It’s beginning to become more and more evident that search engines are transforming from information retrieval tools into recommendation devices.
Rather than returning results that are the most “relevant” for a query, their focus has become more of providing a result that might match the intent behind a query, and provide results that they believe may most likely match the interests of a searcher. This is one approach to the personalization for searchers and search engines.
My last post was on a method of personalization that Microsoft has described in a patent filing.
A recent patent application from Google describes a way of grouping together searchers that it believes have similar interests, to make recommendations to them based upon choices made by others who share interests. It sounds more than a little like the Microsoft patent application.
Clustering Users to Make Recommendations
When a search engine might want to personalize results for its users, one of the steps that it might try to take is to identify those users and compare them and their interests to other users of the search engine.
A method of doing that involves grouping information about those users into clusters. One well-known method in attempting to achieve user personalization involves collaborative filtering, where users are clustered together, and provided with recommendations of items that other people in the user’s cluster have expressed an interest in. But that’s not the only possible method of using collaborative filtering.
The conventional approach to understanding when a user has expressed an interest in something is to track how that person may have interacted with it, such as whether they clicked upon it, purchasing it, or adding it to a shopping cart.

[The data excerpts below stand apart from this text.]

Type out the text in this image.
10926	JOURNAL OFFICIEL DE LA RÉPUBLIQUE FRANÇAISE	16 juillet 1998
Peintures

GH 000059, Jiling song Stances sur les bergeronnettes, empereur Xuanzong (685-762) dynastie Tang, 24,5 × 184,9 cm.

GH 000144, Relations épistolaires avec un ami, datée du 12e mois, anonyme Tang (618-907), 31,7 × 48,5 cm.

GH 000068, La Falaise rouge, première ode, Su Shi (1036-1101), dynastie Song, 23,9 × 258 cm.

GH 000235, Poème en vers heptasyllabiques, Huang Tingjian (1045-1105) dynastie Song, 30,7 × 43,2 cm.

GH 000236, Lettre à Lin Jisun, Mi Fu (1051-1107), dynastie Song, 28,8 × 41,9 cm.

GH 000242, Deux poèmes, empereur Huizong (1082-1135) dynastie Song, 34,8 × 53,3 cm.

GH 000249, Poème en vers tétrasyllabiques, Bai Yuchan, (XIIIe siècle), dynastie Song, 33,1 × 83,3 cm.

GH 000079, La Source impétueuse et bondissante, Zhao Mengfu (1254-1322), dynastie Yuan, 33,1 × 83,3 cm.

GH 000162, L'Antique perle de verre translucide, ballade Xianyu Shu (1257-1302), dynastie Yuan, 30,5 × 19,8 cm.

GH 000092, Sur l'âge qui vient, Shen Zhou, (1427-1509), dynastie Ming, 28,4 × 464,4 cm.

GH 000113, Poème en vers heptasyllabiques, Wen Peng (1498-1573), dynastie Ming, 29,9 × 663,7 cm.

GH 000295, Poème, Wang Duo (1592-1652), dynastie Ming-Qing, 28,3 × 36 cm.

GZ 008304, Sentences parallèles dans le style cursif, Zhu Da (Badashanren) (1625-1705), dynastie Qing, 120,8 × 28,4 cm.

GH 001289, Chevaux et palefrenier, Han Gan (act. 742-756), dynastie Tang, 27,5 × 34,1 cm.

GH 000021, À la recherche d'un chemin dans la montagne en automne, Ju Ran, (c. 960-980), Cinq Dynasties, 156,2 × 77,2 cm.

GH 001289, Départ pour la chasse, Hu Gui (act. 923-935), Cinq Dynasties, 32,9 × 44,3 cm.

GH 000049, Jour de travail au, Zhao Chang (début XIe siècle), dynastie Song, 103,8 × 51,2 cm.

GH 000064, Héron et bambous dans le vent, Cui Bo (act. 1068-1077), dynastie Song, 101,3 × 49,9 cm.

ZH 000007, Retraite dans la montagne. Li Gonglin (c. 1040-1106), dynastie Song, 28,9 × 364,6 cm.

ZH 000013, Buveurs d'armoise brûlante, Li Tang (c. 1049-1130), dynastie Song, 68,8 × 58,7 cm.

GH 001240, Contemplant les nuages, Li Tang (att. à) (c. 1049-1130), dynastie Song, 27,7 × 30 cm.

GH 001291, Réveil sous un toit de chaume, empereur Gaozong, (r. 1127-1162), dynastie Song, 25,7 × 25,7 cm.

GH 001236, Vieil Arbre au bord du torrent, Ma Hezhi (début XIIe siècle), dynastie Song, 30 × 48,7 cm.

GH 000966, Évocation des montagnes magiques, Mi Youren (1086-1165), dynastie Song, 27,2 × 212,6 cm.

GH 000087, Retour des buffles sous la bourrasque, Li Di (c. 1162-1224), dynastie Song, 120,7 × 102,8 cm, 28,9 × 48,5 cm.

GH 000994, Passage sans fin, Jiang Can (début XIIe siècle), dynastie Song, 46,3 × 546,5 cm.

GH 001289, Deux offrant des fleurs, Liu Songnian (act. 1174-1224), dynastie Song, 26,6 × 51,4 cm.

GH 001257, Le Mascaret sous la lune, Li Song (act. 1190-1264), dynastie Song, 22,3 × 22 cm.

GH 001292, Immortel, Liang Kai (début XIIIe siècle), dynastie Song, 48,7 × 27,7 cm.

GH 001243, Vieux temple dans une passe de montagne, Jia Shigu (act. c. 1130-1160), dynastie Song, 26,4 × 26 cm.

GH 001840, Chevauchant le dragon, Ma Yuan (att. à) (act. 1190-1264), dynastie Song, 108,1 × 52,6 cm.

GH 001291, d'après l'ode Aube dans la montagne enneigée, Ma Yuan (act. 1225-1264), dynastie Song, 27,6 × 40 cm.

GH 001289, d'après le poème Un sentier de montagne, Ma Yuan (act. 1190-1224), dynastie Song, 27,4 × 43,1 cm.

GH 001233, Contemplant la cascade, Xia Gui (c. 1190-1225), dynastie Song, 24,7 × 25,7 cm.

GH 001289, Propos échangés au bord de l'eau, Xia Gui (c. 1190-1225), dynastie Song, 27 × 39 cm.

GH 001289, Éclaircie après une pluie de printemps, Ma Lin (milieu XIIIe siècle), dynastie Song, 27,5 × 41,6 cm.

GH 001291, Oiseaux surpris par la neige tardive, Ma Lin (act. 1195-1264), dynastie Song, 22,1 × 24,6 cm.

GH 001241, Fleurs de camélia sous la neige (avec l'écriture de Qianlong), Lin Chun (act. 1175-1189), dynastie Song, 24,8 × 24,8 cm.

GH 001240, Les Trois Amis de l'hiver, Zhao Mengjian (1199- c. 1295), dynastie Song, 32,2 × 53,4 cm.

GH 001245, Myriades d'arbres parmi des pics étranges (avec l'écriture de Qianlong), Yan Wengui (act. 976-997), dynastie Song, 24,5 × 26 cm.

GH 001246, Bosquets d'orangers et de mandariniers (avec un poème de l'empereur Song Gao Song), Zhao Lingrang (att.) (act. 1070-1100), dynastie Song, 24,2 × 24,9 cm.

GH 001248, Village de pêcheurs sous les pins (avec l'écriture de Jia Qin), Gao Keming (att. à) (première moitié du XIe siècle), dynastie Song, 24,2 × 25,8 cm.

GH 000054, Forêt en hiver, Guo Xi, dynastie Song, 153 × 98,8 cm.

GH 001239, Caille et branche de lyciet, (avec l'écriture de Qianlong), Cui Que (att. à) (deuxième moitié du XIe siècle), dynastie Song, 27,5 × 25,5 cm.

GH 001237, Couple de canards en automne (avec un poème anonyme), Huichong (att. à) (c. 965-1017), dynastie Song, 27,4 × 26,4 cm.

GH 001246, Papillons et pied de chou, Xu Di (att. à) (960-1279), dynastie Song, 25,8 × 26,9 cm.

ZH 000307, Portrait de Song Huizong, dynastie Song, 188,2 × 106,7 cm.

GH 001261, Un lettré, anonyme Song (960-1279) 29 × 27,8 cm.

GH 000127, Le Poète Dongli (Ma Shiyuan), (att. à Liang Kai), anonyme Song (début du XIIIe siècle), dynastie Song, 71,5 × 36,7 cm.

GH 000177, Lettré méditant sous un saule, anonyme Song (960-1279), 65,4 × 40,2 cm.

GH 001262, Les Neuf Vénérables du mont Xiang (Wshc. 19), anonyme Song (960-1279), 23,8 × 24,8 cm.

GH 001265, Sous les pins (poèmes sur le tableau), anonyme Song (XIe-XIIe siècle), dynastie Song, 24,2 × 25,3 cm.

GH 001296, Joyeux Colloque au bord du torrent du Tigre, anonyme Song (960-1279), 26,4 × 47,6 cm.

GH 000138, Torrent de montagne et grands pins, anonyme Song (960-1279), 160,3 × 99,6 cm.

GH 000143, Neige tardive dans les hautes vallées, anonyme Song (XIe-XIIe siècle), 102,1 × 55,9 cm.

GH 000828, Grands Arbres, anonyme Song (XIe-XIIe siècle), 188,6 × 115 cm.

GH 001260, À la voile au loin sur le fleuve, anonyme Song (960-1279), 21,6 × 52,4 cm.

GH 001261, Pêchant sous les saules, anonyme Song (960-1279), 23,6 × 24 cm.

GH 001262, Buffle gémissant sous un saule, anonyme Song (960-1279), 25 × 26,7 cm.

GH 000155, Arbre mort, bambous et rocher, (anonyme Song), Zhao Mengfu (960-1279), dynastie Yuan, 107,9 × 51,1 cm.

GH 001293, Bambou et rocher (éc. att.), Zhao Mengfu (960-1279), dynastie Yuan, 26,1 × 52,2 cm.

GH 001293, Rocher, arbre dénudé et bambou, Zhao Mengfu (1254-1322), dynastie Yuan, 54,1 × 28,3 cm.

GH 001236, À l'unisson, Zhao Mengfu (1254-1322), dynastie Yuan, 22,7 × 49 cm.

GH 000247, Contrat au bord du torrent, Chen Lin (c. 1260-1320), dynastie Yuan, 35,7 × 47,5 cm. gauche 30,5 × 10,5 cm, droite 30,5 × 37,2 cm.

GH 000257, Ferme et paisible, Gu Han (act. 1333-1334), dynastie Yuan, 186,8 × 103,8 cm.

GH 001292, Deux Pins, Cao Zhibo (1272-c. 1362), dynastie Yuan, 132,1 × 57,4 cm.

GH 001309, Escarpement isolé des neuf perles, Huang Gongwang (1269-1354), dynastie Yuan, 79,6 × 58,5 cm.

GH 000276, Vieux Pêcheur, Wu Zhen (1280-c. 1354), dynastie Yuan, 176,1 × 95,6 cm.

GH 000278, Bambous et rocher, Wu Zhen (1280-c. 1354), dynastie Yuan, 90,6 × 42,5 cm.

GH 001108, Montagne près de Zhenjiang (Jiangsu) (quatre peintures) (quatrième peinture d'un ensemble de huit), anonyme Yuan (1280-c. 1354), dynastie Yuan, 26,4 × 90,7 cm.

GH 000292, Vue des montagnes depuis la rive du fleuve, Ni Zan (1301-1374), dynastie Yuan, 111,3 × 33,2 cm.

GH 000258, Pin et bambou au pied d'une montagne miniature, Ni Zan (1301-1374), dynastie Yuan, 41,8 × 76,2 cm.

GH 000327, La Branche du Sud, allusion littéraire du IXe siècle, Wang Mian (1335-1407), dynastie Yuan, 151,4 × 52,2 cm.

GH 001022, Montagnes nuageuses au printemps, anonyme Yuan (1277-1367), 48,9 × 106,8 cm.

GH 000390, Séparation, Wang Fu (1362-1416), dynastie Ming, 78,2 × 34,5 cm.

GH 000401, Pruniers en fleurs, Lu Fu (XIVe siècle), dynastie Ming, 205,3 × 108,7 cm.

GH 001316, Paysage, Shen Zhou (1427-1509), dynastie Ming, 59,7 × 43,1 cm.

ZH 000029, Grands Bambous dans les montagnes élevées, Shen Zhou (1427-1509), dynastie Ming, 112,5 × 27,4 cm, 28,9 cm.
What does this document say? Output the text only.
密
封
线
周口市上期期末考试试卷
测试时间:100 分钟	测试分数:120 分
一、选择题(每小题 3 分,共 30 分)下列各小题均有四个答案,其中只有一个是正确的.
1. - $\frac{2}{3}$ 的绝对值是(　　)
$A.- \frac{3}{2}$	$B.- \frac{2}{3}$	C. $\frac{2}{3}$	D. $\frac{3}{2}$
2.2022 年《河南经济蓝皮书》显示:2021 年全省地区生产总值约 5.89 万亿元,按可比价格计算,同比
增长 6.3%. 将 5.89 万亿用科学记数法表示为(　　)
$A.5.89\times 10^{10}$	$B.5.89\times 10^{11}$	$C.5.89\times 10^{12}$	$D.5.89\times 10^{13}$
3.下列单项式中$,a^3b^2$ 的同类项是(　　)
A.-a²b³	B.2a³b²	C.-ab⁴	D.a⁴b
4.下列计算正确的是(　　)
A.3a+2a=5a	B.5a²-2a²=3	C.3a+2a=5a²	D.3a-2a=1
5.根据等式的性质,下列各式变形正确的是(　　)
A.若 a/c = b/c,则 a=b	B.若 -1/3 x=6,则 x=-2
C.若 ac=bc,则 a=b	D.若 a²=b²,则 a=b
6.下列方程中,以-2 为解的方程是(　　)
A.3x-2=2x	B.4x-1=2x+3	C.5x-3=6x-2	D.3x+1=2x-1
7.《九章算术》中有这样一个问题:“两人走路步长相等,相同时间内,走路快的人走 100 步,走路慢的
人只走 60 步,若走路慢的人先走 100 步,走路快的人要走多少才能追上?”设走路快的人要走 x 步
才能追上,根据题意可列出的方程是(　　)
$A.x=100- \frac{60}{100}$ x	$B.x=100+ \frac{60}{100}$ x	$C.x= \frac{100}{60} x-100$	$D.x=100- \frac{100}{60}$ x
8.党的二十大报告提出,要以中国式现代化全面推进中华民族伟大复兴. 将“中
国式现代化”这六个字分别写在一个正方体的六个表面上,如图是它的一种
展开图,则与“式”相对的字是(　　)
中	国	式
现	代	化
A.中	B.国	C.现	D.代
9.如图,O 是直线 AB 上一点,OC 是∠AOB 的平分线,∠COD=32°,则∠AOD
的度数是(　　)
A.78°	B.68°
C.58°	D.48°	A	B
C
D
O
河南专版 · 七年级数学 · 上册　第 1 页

Recommendations based upon clustering users can take a variety of forms, such as presenting those recommendations to the user as part of search results, showing as news stories the user may want to read, identifying items the user may want to purchase, and so on. These recommendations may be kept separate from search results that aren’t based upon clustering.
Scalable user clustering based on set similarity
Invented by Mayur Datar and Ashutosh Garg
Assigned to Google
US Patent Application 20070038659
Granted February 15, 2007
Filed August 15, 2005
Methods and apparatus, including systems and computer program products, to provide clustering of users in which users are each represented as a set of elements representing items, e.g., items selected by users using a system.
In one aspect, a program operates to obtain a respective interest set for each of multiple users, each interest set representing items in which the respective user expressed interest; for each of the users, to determine k hash values of the respective interest set, wherein the i-th hash value is a minimum value under a corresponding i-th hash function; and to assign each of the multiple users to each of the respective k clusters established for the respective user, the i-th cluster being represented by the i-th hash value.
The assignment of each of the users to k clusters is done without regard to the assignment of any of the other users to k clusters.
The listed inventors are co-authors on a paper that is scheduled to be published sometime this month and presented at the 16th International World Wide Web Conference (WWW2007). The abstract for the paper seems to cover a lot of the same ground as this patent filing.
Abhinandan Das (Google Inc.)
Mayur Datar (Google Inc.)
Ashutosh Garg (Google Inc)
Shyam Rajaram (the University of Illinois at Urbana Champagne)
Several approaches to collaborative filtering have been studied but seldom have the studies been reported for large (several millions of users and items) and dynamic (the underlying item set is continually changing) settings.
In this paper, we describe our approach to collaborative filtering for generating personalized recommendations for users of Google News. We generate recommendations using three approaches:
collaborative filtering using MinHash clustering,
Probabilistic Latent Semantic Indexing (PLSI), and
We combine recommendations from different algorithms using a linear model. Our approach is content-agnostic and consequently domain-independent, making it easily adaptable for other applications and languages with minimal effort. This paper will describe our algorithms and system setup in detail, and report results of running the recommendations engine on Google News.